Per person, the social value of industrial decarbonisation in Wales is at least 2 times the UK average. This reflects both the scale of Wales’ industrial base and the depth of the transformation required. In short: Wales has more to do — but also more to gain.

Therefore, any UK government financial support reserved to support help industry decarbonise should be at least double its population equivalent. In reality, however, Welsh industry currently receives significantly less than its population share.

Infrastructure: unlocking net zero

The barrier to unlocking the greatest economic opportunities of the 21st century, is not ambition, nor a lack of projects that represent value for money. It is the infrastructure and the financial support needed to enable investment in Welsh low-carbon energy infrastructure.

Slow investment in Welsh electricity networks, leading to grid constraints, limited network reach into rural areas, and an inability to meet the strategic need for new hydrogen and carbon capture and storage (CCS) infrastructure, is already slowing progress. Anticipatory investment — building capacity ahead of demand — is essential to unlock low-carbon electricity generation and industrial decarbonisation through electrification, hydrogen and CCS deployment. The Clean Energy Investment Prospectus for Wales highlights a pipeline of investable projects that could transform Wales into a clean energy powerhouse, whilst remaining a cornerstone of the UK industrial base, producing sustainable goods and services.

Collectively, renewables and decarbonisation projects are expected to generate £9 billion in GVA over the next decade. Wales also benefits from Freeports, Investment Zones, AI Growth Zones and a supportive regulatory environment underpinned by the Well-being of Future Generations Act. The case for investment is strong. But funding, including HM Treasury support, must match the scale of opportunity.

Recycling UK-ETS revenues for a just transition

The UK Emissions Trading Scheme (UK-ETS) generated £17.8 billion in auction revenues between 2021 and 2025, as reported by the UK National Audit Office. Unlike the EU scheme, where members states are encouraged to use at least 50% of the revenue to support industrial decarbonisation, there is no legal requirement for HM Treasury to reinvest a minimum proportion of UK-ETS revenues for that purpose, even though10-15% of the verified UK-ETS emissions originate from Wales. At the same time, the majority of funding allocated by HM Treasury within the UK Industrial Strategy to deploy low carbon infrastructure mainly benefits the North of England and Scotland, with only a small proportion benefiting Wales and being significantly less than its population equivalent.

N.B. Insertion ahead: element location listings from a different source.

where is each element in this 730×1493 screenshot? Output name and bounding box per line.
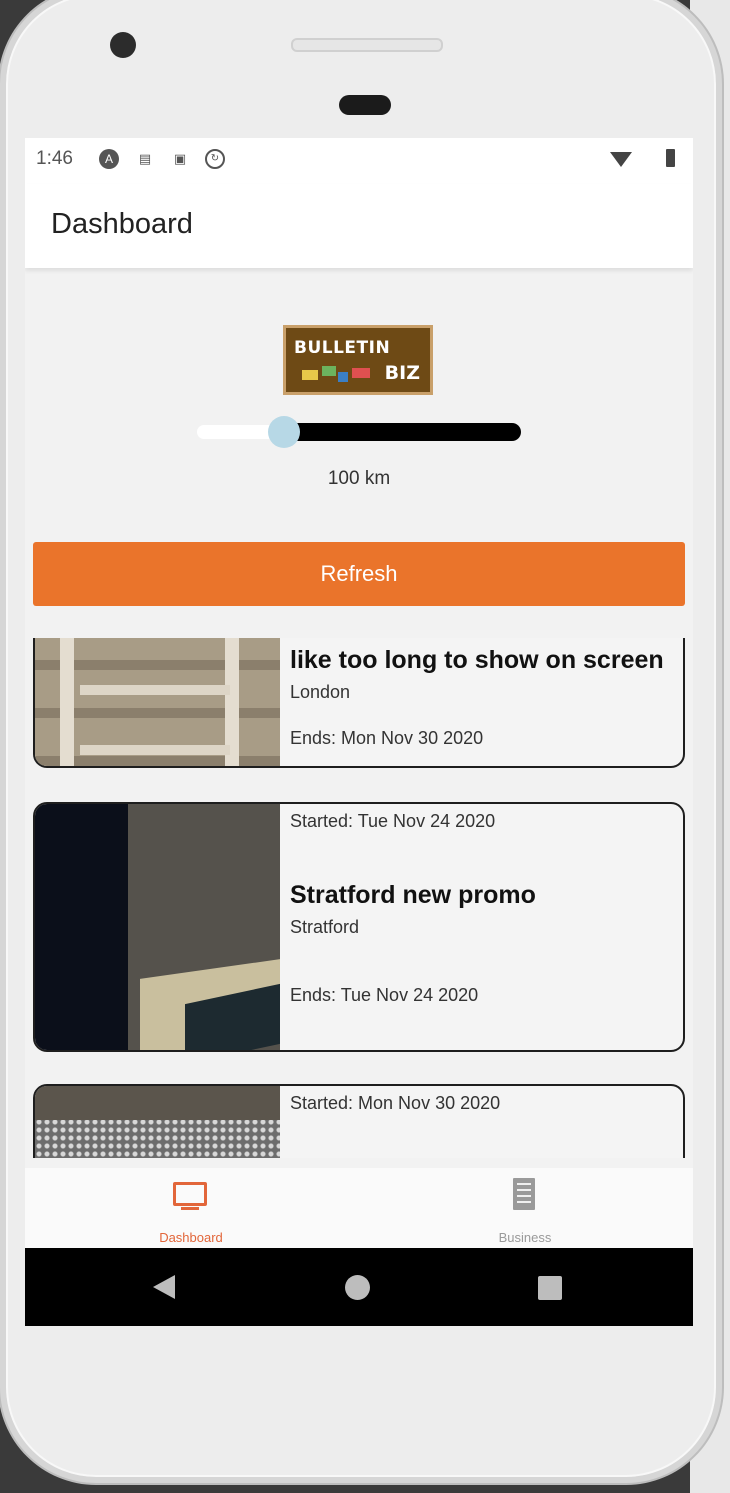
home-icon[interactable] (345, 1275, 370, 1300)
speaker-grille (291, 38, 443, 52)
status-time: 1:46 (36, 148, 73, 169)
tab-dashboard[interactable]: Dashboard (91, 1168, 291, 1248)
sync-icon: ↻ (205, 149, 225, 169)
earpiece (339, 95, 391, 115)
card-title: Stratford new promo (290, 881, 536, 909)
pin-note-icon (322, 366, 336, 376)
card-title: like too long to show on screen (290, 646, 664, 674)
promo-image (35, 638, 280, 766)
refresh-button[interactable]: Refresh (33, 542, 685, 606)
app-bar: Dashboard (25, 184, 693, 268)
front-camera (110, 32, 136, 58)
logo-text-line1: BULLETIN (294, 338, 391, 358)
monitor-stand (181, 1207, 199, 1210)
promo-card[interactable]: like too long to show on screen London E… (33, 638, 685, 768)
bottom-navigation: Dashboard Business (25, 1168, 693, 1248)
notification-icon: ▣ (173, 151, 187, 166)
building-icon (513, 1178, 535, 1210)
page-title: Dashboard (51, 208, 193, 240)
promo-card[interactable]: Started: Mon Nov 30 2020 (33, 1084, 685, 1158)
pin-note-icon (338, 372, 348, 382)
recents-icon[interactable] (538, 1276, 562, 1300)
notification-icon: ▤ (138, 151, 152, 166)
promo-card[interactable]: Started: Tue Nov 24 2020 Stratford new p… (33, 802, 685, 1052)
distance-label: 100 km (327, 468, 391, 489)
slider-track-inactive[interactable] (283, 423, 521, 441)
card-end-date: Ends: Tue Nov 24 2020 (290, 985, 479, 1005)
back-icon[interactable] (153, 1275, 175, 1299)
bulletin-biz-logo: BULLETIN BIZ (283, 325, 433, 395)
card-location: Stratford (290, 917, 360, 937)
tab-business-label: Business (498, 1230, 552, 1245)
pin-note-icon (352, 368, 370, 378)
wifi-icon (610, 152, 632, 167)
card-location: London (290, 682, 351, 702)
system-navigation-bar (25, 1248, 693, 1326)
monitor-icon (173, 1182, 207, 1206)
promo-image (35, 1086, 280, 1158)
distance-slider-thumb[interactable] (268, 416, 300, 448)
card-start-date: Started: Tue Nov 24 2020 (290, 811, 496, 831)
card-end-date: Ends: Mon Nov 30 2020 (290, 728, 484, 748)
logo-text-line2: BIZ (384, 362, 420, 384)
app-screen: 1:46 A ▤ ▣ ↻ Dashboard BULLETIN BIZ 100 … (25, 138, 693, 1326)
pin-note-icon (302, 370, 318, 380)
status-bar: 1:46 A ▤ ▣ ↻ (25, 138, 693, 184)
promo-list[interactable]: like too long to show on screen London E… (25, 638, 693, 1158)
card-start-date: Started: Mon Nov 30 2020 (290, 1093, 501, 1113)
battery-icon (666, 149, 675, 167)
tab-dashboard-label: Dashboard (159, 1230, 223, 1245)
promo-image (35, 804, 280, 1050)
app-icon: A (99, 149, 119, 169)
tab-business[interactable]: Business (425, 1168, 625, 1248)
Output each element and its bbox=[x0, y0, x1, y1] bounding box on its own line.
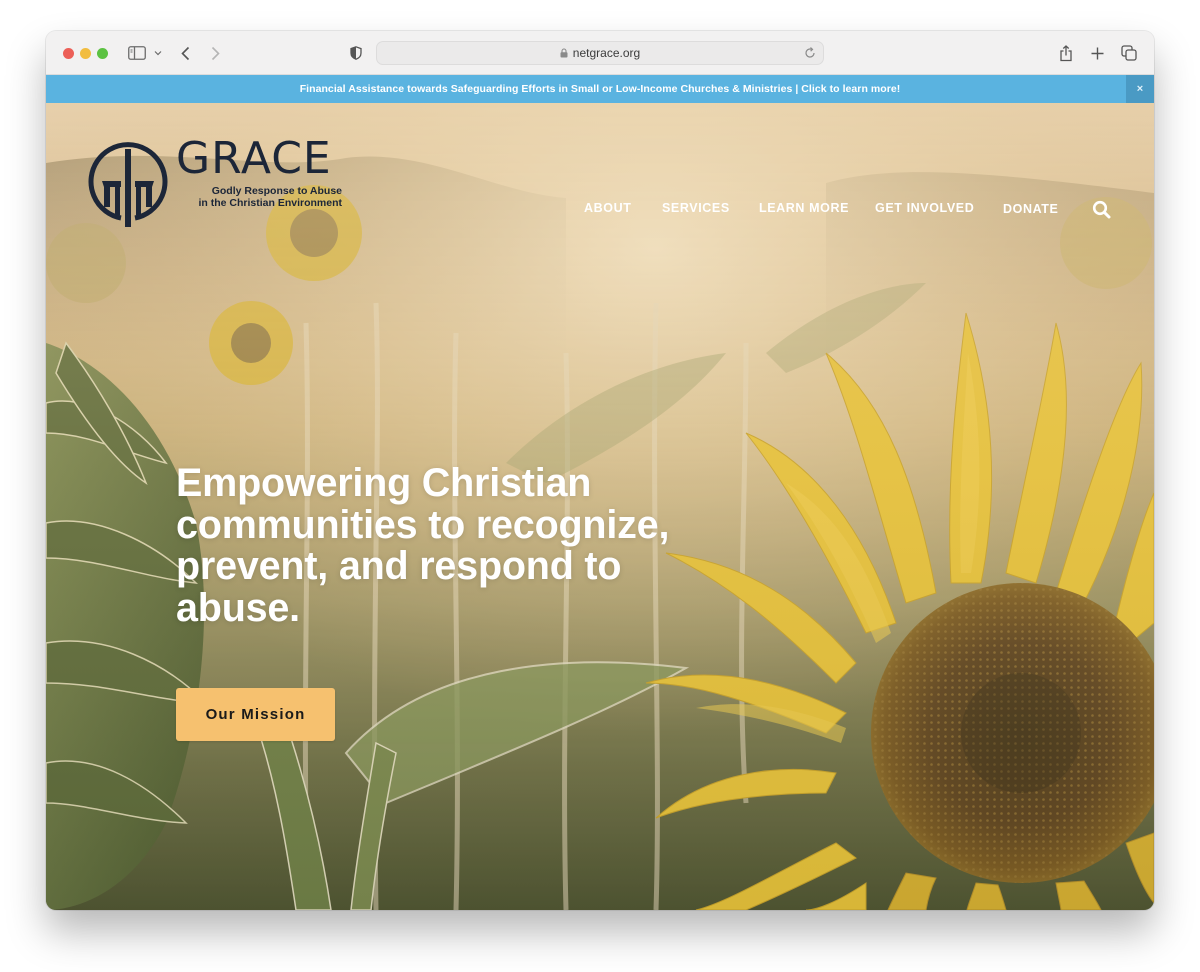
shield-icon[interactable] bbox=[349, 41, 363, 65]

Wales and its industry therefore contribute disproportionately to the scheme- around two to three times its population equivalence- but receive significantly less than that share in return. This significant gap creates an ‘unjust’ transition and sends the message to Welsh industries that the UK-ETS is ‘just another tax’. This makes their operations even less competitive when compared to other plants and organisations in their sector and therefore creates an uneven playing field.

To enable a just transition, Wales should therefore benefit proportionately, i.e., equivalent to its emission burden (its fair share) from the recycling of UK-ETS revenue to support low-carbon energy infrastructure investment and the decarbonisation of Welsh industries.

A fair share for Wales

Wales has the natural resources, industrial capability and legislative framework to lead in offshore wind, hydrogen, tidal power and advanced manufacturing. It offers investors policy clarity, collaborative institutions and a clear strategic vision.

But to secure its share in the just transition, Wales needs anticipatory investment and UK government financial support that reflects both its emissions burden and its social value opportunity.

Recycling at least 50% of UK-ETS revenues into industrial decarbonisation with a fair allocation to Wales that is equivalent to its emission burden, would not only unlock £7.6 billion in annual social value. It would also demonstrate that the transition to net zero can create a prosperous Wales for future generations in a ‘just’ way.

The opportunity is quantified. The projects are identified. The revenues exist.

Now is the moment to secure a fair share and to empower Wales to deliver its potential.